Example 1: Levy An employer must make a contribution that is 0.32% of the employee’s hourly pay, with a maximum contribution of $4.26. Since there is a maximum, the formula must select the lowest of option (1) which is $4.26 and option (2) which is the employee’s pay multiplied by 0.32% = min(4.26, (normal_pay*0.0032)) Example 2: Trade Union deduction An employee must make a contribution of 1% of their hourly pay, plus $1.80. The minimum contribution is $9.13 and the maximum contribution is $16.73. = min(16.73, (max(9.13, (normal_pay*0.01)))) + 1.80 |

# “IF” Statements

## General IF statements

The **IF** function returns one value if the specified condition is true and another **IF** false. The **IF statement** is also known as a logical formula: If, then, else. If** **something is true, then do this, else/otherwise do that.

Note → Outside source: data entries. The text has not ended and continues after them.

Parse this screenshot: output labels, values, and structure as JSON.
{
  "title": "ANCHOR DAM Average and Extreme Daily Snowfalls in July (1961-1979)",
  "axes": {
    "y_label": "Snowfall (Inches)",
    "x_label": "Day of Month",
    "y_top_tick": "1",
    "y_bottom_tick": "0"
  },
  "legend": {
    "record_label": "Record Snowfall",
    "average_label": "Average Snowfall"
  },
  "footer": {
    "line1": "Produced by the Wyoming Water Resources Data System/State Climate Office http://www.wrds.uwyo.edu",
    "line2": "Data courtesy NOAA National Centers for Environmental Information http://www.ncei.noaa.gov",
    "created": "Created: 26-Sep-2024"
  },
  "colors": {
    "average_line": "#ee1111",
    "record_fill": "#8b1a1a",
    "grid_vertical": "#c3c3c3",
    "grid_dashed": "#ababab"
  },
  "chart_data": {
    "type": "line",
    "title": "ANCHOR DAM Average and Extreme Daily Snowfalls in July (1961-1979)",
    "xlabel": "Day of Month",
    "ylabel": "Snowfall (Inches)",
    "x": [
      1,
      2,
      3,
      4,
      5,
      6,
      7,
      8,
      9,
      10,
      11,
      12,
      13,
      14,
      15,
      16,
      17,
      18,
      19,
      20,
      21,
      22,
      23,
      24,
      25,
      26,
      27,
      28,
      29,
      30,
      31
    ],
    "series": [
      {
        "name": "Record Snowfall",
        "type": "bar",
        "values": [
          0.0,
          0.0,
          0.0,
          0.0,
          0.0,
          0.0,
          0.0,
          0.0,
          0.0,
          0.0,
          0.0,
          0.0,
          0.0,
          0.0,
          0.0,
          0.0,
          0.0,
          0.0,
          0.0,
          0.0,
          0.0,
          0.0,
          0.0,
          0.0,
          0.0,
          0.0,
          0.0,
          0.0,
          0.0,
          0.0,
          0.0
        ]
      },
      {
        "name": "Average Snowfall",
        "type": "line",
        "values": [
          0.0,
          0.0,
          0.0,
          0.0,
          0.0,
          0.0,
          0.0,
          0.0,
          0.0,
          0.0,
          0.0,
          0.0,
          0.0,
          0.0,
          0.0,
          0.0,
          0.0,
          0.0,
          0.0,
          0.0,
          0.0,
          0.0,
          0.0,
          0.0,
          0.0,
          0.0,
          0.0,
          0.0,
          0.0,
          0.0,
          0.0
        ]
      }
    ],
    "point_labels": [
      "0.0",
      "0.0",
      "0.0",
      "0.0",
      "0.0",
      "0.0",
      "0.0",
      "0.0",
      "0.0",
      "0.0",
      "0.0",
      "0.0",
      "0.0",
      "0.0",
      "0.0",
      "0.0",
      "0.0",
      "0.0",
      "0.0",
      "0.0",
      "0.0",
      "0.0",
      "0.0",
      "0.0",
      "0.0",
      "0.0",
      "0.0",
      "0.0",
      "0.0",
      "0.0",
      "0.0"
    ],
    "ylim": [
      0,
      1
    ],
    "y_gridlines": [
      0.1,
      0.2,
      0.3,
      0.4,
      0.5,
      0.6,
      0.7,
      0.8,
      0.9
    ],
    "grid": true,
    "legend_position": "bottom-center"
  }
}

The **IF** statement works as follows:

`if (condition, true statement, false statement) `

**For example:** Suppose that the company deducts a staff social fund contribution based on how much an employee earns. If the employee’s salary is greater than $1 000, then the contribution is $10, but if the employees earns less than $1 000, then the contribution is $8.

The formula will be written as:

= if (basic_salary>1000, 10, 8)

This means that if the basic salary is greater than 1 000, the result will be 10 and if it’s less it will be 8.

## Nested IF statements

A **nested IF statement** is an **IF** **statement** within an **IF statement**. It works as follows:

`if ( condition, true statement , ( if ( condition, true statement, false statement) ) `

**For example:** Suppose that the company deducts a staff social fund contribution based on how much an employee earns. If the employee’s salary is greater than $1 000, then the contribution is $10, but if the employees earns between $500 and $1 000, then the contribution is $8, and if they earn less than $500 it is $6.

The formula will be written as follows:

= if (basic_salary>1000, 10, if (basic_salary<500, 6, 8)

This means that if the basic_salary is greater than 1 000, the result will be 10. Otherwise, if the salary is less than 500, the result will be 6, otherwise it will be 8.